Reputation: 153
I'm trying to use LDA model from topicmodels package in R. I need to measure method's instability so I have generated true parameters from the Dirichlet distribution for w = 3000 words, t = 8 topics and d = 50 documents with approximately 60 words in each one:
Theta = t(rdirichlet(d, alpha))
Phi = t(rdirichlet(t, beta))
docs = matrix(0, nrow = d, ncol = w)
for (i in 1:d) {
curn = rnorm(1, mean = 60, sd = 10)
for (j in 1:curn) {
curt = rdiscrete(1, Theta[,d], 1:t)
curw = rdiscrete(1, Phi[,curt], 1:w)
docs[i, curw] = docs[i, curw] + 1
}
}
So my docs matrix is a sparse matrix d * w and almost all elements are 0 or 1.
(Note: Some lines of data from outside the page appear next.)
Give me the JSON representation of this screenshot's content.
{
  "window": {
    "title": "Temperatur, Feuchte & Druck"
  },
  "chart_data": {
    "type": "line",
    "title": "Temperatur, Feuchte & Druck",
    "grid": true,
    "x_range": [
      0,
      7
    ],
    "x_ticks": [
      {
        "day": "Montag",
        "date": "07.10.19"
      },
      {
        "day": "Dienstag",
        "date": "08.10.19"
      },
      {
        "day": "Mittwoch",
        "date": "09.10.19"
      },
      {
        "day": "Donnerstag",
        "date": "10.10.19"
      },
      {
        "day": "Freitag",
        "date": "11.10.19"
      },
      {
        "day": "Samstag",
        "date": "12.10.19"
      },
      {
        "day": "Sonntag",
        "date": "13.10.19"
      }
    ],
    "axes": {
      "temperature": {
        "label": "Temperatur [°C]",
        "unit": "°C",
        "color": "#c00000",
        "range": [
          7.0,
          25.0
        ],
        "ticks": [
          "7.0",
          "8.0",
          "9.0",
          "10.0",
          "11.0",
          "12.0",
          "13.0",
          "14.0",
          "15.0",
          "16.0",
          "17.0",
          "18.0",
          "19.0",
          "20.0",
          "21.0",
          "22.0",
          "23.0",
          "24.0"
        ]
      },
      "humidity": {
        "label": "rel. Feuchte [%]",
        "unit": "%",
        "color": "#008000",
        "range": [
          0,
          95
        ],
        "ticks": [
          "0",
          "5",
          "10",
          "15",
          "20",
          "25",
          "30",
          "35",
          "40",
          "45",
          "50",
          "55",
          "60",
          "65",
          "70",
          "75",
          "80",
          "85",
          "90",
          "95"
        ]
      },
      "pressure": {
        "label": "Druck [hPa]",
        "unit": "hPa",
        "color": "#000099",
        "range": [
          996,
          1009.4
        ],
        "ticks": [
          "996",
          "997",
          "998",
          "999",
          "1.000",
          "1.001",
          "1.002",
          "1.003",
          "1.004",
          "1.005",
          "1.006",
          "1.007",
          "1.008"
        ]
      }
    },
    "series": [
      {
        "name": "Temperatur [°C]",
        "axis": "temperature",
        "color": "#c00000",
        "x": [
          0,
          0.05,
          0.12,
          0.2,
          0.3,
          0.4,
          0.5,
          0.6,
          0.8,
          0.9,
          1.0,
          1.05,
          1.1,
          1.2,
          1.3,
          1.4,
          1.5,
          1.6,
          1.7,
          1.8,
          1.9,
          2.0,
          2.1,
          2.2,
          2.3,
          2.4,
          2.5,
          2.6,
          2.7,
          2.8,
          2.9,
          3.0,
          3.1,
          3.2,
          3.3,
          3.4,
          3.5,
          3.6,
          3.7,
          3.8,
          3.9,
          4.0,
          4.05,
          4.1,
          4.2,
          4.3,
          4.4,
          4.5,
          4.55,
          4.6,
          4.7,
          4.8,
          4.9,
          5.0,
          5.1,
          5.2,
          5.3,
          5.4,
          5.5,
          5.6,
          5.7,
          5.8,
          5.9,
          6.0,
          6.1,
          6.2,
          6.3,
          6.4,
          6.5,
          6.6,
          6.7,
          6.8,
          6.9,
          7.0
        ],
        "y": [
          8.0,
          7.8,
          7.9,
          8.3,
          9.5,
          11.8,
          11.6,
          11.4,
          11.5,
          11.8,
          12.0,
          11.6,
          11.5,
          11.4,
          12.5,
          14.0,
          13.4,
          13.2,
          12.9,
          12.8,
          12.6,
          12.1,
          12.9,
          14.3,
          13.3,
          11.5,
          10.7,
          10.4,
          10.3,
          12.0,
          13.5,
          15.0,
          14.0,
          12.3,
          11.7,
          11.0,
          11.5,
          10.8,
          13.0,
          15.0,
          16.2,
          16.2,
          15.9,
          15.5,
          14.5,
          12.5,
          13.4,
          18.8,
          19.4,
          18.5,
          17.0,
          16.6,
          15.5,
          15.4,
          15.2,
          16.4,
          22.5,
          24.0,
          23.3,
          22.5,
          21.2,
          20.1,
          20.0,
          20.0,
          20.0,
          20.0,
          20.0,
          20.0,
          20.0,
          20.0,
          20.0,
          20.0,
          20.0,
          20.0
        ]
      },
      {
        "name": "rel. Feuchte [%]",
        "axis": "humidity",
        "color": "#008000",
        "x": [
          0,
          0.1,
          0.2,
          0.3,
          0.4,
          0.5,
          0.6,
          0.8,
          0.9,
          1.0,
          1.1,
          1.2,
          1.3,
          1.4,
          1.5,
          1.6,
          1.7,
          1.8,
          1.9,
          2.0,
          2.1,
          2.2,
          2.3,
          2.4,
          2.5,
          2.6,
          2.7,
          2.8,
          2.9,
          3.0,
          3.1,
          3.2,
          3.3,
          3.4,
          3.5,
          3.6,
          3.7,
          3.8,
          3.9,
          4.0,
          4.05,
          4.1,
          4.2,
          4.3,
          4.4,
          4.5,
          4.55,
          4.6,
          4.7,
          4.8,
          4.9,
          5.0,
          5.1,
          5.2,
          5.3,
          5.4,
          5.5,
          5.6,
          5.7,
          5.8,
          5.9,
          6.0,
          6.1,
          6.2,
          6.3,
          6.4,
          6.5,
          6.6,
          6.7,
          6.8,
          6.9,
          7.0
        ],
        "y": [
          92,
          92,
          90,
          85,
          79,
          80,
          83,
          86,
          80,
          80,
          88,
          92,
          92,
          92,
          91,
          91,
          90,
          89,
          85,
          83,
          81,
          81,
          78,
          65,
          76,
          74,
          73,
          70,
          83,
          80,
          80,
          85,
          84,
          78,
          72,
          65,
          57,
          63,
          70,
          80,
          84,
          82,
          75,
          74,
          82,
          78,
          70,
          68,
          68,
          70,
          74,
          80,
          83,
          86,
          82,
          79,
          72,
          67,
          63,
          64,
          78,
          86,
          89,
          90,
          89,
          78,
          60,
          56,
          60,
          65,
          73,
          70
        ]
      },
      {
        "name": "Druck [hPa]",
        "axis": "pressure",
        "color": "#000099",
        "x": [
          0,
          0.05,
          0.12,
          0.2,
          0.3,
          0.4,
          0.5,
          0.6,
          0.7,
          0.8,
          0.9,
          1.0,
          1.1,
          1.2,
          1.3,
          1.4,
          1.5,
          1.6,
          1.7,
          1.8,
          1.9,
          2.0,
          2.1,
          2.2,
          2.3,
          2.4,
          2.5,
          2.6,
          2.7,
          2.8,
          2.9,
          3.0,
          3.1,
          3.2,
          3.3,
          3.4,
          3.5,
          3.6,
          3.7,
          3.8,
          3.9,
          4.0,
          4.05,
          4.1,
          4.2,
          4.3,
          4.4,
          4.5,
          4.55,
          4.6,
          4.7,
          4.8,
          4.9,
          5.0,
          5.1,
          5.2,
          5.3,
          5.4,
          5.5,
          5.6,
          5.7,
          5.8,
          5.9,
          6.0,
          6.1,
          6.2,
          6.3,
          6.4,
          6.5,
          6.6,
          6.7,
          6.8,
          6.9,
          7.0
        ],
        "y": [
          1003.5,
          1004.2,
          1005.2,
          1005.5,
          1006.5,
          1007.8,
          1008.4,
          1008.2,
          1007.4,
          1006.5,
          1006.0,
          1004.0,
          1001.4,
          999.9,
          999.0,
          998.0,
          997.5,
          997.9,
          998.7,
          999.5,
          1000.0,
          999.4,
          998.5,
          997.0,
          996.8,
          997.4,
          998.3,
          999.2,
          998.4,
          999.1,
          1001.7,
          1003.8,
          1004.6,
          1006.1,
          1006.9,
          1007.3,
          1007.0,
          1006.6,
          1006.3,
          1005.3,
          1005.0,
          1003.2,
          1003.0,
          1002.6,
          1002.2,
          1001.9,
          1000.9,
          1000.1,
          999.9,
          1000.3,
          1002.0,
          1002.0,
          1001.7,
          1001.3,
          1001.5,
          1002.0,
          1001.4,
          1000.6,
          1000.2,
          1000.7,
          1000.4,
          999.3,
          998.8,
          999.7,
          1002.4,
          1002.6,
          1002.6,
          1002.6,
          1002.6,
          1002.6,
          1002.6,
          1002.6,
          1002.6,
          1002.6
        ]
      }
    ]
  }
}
Then I need my docs matrix to be an object of the DocumentTermMatrix class to use it in topicmodels:lda():
docs = as.DocumentTermMatrix(docs, weighting = weightTf)
I need to use Gibbs sampling method, so I write
ldafitmodel <- lda(docs, t, method = "Gibbs")
And then I get:
Error in lda.default(docs, t, method = "Gibbs") : nrow(x) and length(grouping) are different
I guess this topicmodels package uses MASS package, but then this grouping parameter is something I can't control explicitly, can I? Or what do I do wrong with my data?
Please help me!
BR, Maria
Upvotes: 1
Views: 2820
Reputation: 9405
Your exact problem isn't reproducible because you don't have d, t, w, alpha or beta defined and do not load the appropriate packages for your rdirichlet()
and rdiscrete()
function calls. However, I'm pretty sure your problem is calling the lda()
function from the MASS package - which is for linear discriminate analysis, not latent dirichlet allocation - instead of the LDA()
function from the topicmodels package. R is case sensitive, so those caps makes a difference. Also as a note, if you think you may be experiencing a simliar problem in the future but with objects that have the exact same name then you can specify the exact object you would like via namespaces in the form of ::, for example topicmodels::LDA()
.
Anyway, I can't reproduce your example but I think this example should illustrate your error and a working solution.
> library(topicmodels)
> data(AssociatedPress)
> docs = AssociatedPress[1:100]
> ldafitmodel <- lda(docs, 4, method = "Gibbs")
Error in lda.default(docs, 4, method = "Gibbs") :
nrow(x) and length(grouping) are different
> (ldafitmodel <- LDA(docs, 4, method = "Gibbs"))
A LDA_Gibbs topic model with 4 topics.
Upvotes: 4